Forty Winks is an animated short film made by the Pat Sullivan Studio, and is among the Felix the Cat shorts.

==Plot==
One evening, Felix serves as a conductor to four singing cats. Meanwhile at a house only a few yards away, a hefty man is napping on a chair but gets awakened by their act. To silence them, the man grabs and rolls out a bowling ball, knocking Felix and the other cats off their feet. Felix, however, still insists to go on performing as he plays a flute and his friends dance. Awakened once more, the man takes out an ether sprayer and showers its contents onto the cats. While his friends fall into a snooze, Felix decides to have his sleep at home.

Felix enters his apartment, and lies on the sofa. But before he can rest long enough, his dwarf master calls him over.

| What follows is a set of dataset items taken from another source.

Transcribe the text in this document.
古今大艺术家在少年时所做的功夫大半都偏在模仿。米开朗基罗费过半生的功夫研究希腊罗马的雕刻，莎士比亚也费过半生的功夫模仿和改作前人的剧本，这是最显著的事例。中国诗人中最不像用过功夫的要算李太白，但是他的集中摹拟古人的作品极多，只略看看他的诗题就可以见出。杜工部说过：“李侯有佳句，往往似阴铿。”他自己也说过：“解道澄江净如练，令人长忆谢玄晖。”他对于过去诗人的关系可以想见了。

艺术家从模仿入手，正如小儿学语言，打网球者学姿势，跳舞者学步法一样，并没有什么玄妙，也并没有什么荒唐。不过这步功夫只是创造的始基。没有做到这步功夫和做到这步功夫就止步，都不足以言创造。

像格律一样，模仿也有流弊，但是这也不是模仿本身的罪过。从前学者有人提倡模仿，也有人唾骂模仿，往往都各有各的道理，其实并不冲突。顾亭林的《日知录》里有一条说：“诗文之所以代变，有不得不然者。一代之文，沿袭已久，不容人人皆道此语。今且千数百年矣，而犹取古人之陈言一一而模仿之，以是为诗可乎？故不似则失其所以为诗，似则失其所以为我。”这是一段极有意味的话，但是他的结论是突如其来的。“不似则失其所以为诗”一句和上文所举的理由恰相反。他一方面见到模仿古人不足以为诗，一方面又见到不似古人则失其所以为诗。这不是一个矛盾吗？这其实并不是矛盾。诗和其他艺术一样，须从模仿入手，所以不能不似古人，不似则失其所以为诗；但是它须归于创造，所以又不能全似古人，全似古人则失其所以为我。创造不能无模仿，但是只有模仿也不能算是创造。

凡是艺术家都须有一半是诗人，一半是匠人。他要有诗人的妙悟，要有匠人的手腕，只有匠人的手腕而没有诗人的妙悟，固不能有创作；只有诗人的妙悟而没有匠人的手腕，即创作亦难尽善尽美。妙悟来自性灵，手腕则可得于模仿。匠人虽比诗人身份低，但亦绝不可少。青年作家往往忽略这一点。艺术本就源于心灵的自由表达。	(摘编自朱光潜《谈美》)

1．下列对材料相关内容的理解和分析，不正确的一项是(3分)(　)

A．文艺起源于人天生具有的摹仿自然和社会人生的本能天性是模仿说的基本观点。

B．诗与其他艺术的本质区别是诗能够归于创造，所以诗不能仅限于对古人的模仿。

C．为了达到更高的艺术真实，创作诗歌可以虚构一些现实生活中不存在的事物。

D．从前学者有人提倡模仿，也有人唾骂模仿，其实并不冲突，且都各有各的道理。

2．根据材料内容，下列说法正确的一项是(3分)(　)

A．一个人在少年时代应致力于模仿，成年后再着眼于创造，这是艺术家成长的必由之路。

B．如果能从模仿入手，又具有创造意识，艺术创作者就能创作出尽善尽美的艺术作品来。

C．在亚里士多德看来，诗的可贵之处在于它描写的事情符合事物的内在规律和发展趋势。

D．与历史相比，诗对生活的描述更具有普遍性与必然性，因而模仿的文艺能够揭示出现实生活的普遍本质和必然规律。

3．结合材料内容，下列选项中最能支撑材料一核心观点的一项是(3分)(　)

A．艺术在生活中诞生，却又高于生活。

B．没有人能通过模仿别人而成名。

Felix comes in and hears about the dwarf's complaint about an insomnia problem. To assist his master, the cat offers a glass of warm milk but to no effect. The dwarf is still unable to sleep, and therefore craves for some entertainment instead. Felix then plays a clarinet, and the toy soldiers start dancing to his music. After moving around for a few moments, one of the little soldiers fires a small cannon, piercing a picture on a wall with its projectile. The dwarf is amazed by the presentation, and asks Felix to hand over the cannon. When Felix gives it and suddenly turns around, the hostile dwarf aims the small weapon at him and fires. Felix is struck at the back and frightenedly flees the apartment.

Out in the streets, Felix looks for suitable resting places. He then climbs up a telephone pole, and lies down on a set of pants hanging on one of the lines. Because the lines are brittle, the one holding the pants momentarily snaps, and Felix plummets back to the pavement.

Felix wanders further in the neighborhood until he sees a small house on the other side of a fence. He enters it, only to be chased out by the dog inside. Still wanting to take room, the cat stood on the house's roof and blows into the stack, pushing the dog outside. Felix re-enters the house through the stack and immediately closes the door, locking the canine out. The heart-broken dog starts weeping so much that the area is soon flooded by its tears. As a result, the little house starts to float away.

Riding on the floating house over time, Felix finds himself landing on the Dark Continent. After being chased by a hippo, the cat suddenly runs into a mountain lion. Thus the two felines started pummeling each other with punches. Following a number of exchanges, Felix became the only one throwing and landing blows. The little cat then slams the mountain lion repeatedly until the latter turns into a pillow. Felix lies down on his newfound pillow and finally goes to sleep.